No es que supiera mucho del mundo que me rodeaba, pero yo me sentía plena, llena de energía. Me sentía segura en mi pequeño espacio.
Miré al cielo y vi que, poco a poco, los primeros rayos del sol estaban saliendo. Corría de manera apresurada, esquivando ramas, saltando troncos. Debía llegar a la aldea. Mi capa se balanceaba al compás de mis movimientos; mis pies se sentían ligeros y seguros, como si conocieran cada paso, cada rincón de este sitio.
Mi necesidad imperiosa de ir allí —a la aldea de los humanos, pese a que mi manada no quería que fuese— tenía nombre.
Él.
El príncipe.
El futuro rey: Edrian.
Me habían dicho que no me acercara a él, que nunca se fijaría en mí; que yo, ante sus ojos, no era más que una chica salvaje, criada por una manada de lobos en el bosque prohibido. Las personas abandonadas en ese sitio eran consideradas escoria, basura de la que había que deshacerse. Y aunque yo no lo veía así, porque no lo sentía así, siempre andaba con cuidado cuando iba a la aldea de los humanos.

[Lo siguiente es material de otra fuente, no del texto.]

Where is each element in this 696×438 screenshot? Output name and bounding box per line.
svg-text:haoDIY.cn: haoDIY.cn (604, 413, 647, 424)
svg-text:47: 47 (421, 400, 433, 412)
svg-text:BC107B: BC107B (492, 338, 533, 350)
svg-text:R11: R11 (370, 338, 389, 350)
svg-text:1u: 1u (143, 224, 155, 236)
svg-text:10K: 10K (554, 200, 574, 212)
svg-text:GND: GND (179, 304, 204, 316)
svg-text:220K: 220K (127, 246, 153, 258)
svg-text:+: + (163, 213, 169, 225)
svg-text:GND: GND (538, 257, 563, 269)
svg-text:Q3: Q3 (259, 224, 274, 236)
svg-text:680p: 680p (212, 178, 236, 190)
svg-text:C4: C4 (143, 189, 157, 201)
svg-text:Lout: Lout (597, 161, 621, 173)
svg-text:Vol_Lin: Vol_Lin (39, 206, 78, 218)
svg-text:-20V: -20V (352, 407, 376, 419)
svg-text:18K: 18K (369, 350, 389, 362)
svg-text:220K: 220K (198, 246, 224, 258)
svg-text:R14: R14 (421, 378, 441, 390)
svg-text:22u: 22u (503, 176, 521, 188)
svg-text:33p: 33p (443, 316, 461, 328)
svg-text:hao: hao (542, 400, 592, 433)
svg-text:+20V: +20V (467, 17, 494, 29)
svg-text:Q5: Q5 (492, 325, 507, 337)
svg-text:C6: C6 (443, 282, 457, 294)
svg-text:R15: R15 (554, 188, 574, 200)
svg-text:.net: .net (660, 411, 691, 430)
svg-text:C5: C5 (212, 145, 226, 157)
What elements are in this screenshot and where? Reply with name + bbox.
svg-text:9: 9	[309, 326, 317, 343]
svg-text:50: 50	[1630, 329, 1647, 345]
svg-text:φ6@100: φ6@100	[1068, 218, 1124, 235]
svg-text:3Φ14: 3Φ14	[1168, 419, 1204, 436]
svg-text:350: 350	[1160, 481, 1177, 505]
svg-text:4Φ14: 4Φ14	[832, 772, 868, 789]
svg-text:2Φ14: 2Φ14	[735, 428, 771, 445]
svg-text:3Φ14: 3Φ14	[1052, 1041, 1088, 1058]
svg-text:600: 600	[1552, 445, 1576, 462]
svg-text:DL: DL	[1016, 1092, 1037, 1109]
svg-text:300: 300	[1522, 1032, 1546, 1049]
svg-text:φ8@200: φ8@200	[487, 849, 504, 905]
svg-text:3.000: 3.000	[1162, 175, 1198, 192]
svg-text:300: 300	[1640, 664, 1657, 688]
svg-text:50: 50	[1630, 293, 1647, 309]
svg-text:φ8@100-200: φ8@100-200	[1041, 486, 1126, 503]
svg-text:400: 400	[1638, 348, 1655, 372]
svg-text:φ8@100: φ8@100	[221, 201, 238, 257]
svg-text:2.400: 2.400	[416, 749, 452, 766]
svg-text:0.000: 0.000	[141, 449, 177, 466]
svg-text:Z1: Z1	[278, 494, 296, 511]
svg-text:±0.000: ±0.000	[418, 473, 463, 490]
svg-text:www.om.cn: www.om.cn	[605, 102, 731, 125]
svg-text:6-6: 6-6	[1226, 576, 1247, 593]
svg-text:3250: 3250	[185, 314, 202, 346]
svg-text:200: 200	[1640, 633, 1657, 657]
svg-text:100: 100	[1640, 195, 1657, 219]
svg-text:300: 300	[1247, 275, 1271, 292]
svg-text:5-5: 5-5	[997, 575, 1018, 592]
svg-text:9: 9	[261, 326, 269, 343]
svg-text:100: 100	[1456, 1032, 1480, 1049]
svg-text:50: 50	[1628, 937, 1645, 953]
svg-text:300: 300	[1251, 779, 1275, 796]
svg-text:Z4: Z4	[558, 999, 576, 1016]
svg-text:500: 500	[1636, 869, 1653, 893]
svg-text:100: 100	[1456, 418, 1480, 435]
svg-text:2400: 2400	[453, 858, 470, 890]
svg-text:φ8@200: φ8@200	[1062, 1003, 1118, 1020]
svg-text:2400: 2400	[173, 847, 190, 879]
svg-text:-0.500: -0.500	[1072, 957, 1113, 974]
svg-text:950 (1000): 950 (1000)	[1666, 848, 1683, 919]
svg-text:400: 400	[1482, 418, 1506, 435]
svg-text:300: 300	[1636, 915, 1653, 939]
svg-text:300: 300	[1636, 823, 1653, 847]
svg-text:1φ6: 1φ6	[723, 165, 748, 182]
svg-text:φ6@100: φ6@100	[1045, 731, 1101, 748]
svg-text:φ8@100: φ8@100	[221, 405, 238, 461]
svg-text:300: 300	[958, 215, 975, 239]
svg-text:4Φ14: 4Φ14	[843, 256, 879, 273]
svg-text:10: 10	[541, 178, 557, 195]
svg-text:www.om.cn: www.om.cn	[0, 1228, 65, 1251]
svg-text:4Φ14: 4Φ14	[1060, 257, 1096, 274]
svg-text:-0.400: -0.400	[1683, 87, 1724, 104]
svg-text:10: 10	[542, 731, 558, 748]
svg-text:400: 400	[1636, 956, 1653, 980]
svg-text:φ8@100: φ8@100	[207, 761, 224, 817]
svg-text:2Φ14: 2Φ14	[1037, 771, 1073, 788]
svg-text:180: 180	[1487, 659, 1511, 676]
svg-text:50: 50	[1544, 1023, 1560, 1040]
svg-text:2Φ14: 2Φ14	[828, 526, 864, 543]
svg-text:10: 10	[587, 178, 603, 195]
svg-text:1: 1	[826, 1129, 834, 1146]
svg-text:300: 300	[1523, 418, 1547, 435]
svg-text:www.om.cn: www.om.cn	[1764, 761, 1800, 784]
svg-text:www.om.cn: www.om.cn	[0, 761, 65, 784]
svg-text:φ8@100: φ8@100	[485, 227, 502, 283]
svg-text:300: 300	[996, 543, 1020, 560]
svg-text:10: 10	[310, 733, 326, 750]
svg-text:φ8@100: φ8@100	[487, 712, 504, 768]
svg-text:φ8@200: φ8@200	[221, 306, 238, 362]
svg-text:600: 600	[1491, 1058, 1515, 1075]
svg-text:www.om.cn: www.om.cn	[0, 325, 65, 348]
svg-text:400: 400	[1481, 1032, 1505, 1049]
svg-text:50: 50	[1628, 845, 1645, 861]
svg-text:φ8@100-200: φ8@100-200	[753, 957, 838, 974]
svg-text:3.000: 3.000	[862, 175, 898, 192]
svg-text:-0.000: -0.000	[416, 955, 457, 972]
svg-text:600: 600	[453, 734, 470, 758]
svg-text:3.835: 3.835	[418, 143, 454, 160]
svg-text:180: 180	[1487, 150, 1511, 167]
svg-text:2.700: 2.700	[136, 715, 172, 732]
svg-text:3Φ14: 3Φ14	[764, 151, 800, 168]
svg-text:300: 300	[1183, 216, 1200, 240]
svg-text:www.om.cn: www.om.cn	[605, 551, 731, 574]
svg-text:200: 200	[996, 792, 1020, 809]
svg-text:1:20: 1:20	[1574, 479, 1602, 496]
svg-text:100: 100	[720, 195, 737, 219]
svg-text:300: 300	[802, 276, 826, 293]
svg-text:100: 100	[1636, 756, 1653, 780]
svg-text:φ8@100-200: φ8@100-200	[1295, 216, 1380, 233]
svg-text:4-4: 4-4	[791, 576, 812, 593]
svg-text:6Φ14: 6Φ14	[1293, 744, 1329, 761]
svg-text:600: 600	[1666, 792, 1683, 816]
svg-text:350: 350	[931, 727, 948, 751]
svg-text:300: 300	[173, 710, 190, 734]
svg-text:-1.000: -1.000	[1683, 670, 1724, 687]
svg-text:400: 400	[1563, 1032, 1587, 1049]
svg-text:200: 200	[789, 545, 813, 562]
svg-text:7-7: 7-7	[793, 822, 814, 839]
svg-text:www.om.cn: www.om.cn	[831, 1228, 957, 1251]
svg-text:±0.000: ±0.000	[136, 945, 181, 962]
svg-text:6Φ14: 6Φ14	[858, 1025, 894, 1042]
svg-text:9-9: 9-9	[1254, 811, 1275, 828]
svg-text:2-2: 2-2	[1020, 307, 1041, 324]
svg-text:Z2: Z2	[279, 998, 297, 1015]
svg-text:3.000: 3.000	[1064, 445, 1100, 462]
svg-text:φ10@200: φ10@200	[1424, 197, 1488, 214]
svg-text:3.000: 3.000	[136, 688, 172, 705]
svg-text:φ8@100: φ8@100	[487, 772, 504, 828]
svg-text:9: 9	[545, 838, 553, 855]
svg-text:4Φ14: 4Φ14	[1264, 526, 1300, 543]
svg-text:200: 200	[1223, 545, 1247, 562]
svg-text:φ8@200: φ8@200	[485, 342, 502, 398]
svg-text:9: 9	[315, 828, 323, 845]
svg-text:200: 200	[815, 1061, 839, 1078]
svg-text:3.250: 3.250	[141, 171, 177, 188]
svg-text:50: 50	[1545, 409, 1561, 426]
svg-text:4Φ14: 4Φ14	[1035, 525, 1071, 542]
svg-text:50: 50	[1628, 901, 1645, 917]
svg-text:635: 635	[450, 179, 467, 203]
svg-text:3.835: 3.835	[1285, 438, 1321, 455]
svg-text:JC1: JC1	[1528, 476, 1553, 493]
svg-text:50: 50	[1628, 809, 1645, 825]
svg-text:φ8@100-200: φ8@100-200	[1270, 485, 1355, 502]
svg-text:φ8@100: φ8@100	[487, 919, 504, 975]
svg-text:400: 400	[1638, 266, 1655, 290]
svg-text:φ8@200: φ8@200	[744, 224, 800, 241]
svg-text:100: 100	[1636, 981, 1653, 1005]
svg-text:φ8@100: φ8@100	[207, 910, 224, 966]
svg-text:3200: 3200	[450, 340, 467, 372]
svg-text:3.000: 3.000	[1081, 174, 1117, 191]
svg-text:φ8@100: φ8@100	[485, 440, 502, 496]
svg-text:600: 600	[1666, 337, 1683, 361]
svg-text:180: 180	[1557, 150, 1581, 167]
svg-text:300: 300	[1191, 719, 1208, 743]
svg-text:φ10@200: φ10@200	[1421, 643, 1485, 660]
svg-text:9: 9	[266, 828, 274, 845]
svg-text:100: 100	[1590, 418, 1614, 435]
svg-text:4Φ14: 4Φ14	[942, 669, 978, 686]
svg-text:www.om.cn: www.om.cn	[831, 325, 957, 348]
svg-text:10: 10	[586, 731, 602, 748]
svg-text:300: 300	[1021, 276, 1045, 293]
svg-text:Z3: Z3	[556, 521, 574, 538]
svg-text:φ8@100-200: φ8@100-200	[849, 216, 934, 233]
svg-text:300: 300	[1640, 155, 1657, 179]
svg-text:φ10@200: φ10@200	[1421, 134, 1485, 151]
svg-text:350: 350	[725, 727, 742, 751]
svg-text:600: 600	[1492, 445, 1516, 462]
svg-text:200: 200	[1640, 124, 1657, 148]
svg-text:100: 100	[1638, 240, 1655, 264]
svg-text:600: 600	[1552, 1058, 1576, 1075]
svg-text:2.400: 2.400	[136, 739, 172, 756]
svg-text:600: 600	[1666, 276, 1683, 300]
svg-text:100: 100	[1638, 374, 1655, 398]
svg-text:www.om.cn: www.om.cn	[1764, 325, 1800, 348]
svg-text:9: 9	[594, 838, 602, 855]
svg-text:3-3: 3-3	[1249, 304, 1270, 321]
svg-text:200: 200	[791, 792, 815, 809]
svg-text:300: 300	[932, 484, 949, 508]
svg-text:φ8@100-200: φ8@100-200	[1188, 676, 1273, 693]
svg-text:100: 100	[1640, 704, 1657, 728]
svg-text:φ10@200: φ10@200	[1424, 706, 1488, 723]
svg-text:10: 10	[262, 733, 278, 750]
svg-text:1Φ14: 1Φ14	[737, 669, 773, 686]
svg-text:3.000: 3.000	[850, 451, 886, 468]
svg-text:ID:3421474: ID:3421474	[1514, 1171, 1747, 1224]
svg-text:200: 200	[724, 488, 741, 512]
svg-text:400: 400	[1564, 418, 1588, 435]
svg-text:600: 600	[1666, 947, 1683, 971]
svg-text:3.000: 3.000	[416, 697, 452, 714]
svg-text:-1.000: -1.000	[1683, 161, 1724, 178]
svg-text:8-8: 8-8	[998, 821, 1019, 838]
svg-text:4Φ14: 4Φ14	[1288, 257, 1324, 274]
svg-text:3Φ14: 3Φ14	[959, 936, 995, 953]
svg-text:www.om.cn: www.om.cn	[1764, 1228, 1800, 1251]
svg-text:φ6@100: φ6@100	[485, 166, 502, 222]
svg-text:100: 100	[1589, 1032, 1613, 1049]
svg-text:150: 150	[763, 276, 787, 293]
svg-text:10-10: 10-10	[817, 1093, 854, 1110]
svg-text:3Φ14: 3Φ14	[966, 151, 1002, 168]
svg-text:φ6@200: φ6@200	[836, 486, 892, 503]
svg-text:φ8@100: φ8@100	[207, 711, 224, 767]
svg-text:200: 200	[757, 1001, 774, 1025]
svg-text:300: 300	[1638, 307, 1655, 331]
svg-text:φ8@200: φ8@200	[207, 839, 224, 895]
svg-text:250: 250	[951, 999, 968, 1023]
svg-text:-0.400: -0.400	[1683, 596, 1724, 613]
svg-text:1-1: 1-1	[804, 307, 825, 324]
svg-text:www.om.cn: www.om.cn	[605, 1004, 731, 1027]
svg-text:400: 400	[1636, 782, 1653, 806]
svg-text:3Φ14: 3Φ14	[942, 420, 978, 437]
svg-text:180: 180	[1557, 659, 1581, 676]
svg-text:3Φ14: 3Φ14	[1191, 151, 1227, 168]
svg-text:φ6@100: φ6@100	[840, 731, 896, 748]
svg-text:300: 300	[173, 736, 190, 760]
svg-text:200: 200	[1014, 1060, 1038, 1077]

Siempre iba ataviada con una capa, asegurándome de que no se viera mi rostro. Mi manada me repetía que, con solo mirarme a los ojos, sabrían que no era humana, que era algo extraño e inusual. Y lo sabía. No necesitaba que unos humanos me lo dijeran: lo sentía desde que era pequeña, desde que tenía esa conexión con los animales, desde que oía sus voces en mi mente; desde que sentía su dolor y me ofrecían sus habilidades para poder usarlas y sobrevivir.
El coste era elevado y no podía hacerlo de manera continua, solo en momentos específicos y extremos. Las primeras veces que empecé a entrenar mi don vomitaba, caía de rodillas, sentía un gran dolor en el pecho, como si mi garganta se desgarrara por los gritos agónicos que salían al pedir esas habilidades.
Toda magia tenía un precio, y eso era algo que siempre había sabido. Un don como el mío debía ser protegido y usado para ayudar a las personas, no para crear el mal.
Había más seres como yo. Muchos decían que eran leyendas; otros, que se habían extinguido hacía tiempo. Deliv era un mundo extraño, complejo más bien. Se decía que había seres mágicos, pero yo lo dudaba. Era la única. En mis dieciocho años de vida no había visto a nadie que se asemejara a mí o a mi don. Era la extraña, la peste para los aldeanos... y la salvadora para los animales que vivían conmigo en el bosque.
En esos momentos no estaba sola. Un águila alzaba el vuelo, comprobando que iba por buen camino. Era mi guía, y lo adoraba. Me hice amiga de él cuando le liberé de una trampa que pusieron los humanos. Fue horrible: le quité el dolor y estuve curándole el ala, a pesar de que yo sentía que no podía mover mis brazos con facilidad, porque parte de mi don consistía en absorber el dolor de los animales.
—Irin, ve más lenta, te vas a caer.
Escuché la voz de Alder. Una carcajada se apoderó de mí, haciendo que un ciervo me mirase; juro que vi una sonrisa en sus preciosos ojos marrones.
—Solo quiero verlo... un poco. Juro que volvemos antes de lo que te imaginas —le contesté corriendo. Ya me quedaba poco tiempo.
—La última vez casi te pillan. Debes entender que el mundo no está preparado para que seas vista —su voz sonaba más cansada de lo que imaginaba.
—Yo no quiero ser vista por el mundo. Sé lo que valgo, no soy menos que ellos por poseer un don que muchos desearían. Nunca he repudiado mi naturaleza, y tengo fe en que ellos tampoco me repudiarán por ello —comenté esperanzada.
Pude oír la voz maliciosa de Alder, pero lo ignoré.
Enseguida, el sonido de los caballos resonó en mis oídos. Ya estábamos cerca de la aldea. Las personas habían despertado, los comercios estaban abiertos y el olor a especias inundaba mis fosas nasales a pesar de la distancia.
Fugazmente me escondí en uno de los arbustos. Enseguida, Gus, un caballo anciano de un mercader, me vio. Ladeó la cabeza y me llevé una mano a la boca para acallar la risa que estuvo a punto de escaparse.
—Lady Irin —dijo la voz ronca de aquel caballo.